Neben Ihrem Blog arbeiten Sie an neuen Buchprojekten. Stehen auch hier die Reisen mit Ihren Kindern im Mittelpunkt?

Mein erstes Buch „Das Streben nach ständiger Bewegung“ schrieb ich vor allem für unsere Kinder und für Familien, die auch reisen möchten. Meine neuen Buchprojekte handeln davon, wie das Reisen mich verändert hat. Wie die guten und schwierigen Zeiten unterwegs den Menschen entstehen ließen, der ich heute bin. Ich habe so viel Glück erleben dürfen, unzählige herzberührende Begegnungen und Erlebnisse gehabt. Engel und Wunder angetroffen, aber auch Leid miterlebt.

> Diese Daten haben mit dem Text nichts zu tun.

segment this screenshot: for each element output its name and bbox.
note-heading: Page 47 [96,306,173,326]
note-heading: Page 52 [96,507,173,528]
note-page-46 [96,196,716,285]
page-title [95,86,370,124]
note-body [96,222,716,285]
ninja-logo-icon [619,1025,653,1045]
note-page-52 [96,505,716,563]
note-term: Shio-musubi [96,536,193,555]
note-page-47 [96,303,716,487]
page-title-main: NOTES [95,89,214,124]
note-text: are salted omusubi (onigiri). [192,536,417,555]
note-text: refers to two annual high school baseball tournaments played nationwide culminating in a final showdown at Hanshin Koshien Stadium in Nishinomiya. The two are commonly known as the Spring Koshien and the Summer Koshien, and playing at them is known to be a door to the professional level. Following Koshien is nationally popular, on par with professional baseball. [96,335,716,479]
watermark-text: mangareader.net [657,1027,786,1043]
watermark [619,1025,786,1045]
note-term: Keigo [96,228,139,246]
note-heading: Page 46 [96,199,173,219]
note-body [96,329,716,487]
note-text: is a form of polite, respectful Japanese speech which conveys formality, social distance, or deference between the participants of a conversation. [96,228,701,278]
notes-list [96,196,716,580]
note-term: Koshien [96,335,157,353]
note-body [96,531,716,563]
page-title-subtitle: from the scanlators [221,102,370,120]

In China machten wir zudem Bekanntschaft mit der Mafia, mit der Polizei und mit viel Gewalt. Wir standen sogar unter Hausarrest, wurden in unserem Daheim angegriffen. Diese Erlebnisse will ich alle auf Papier bringen.

Das Streben nach ständiger Bewegung, so heißt eines Ihrer Bücher. Im Sommer letzten Jahres war die Familie Hudson für drei Wochen in Ägypten. Bleibt es nun erst einmal bei den Kurzreisen? Und wo zieht es Sie als Nächstes hin?

Ja, leider schon. Wir richten uns bis auf weiteres nach den Schulferien der Kinder. Die Jungs möchten im Moment vor allem Europa erkundigen. Das ist für sie faszinierend und fremd. Dieses Jahr wollen wir auf den Spuren der Römer gehen… Italien entdecken, Vulkane besteigen. Wer weiß schon, was die Zukunft bringen wird?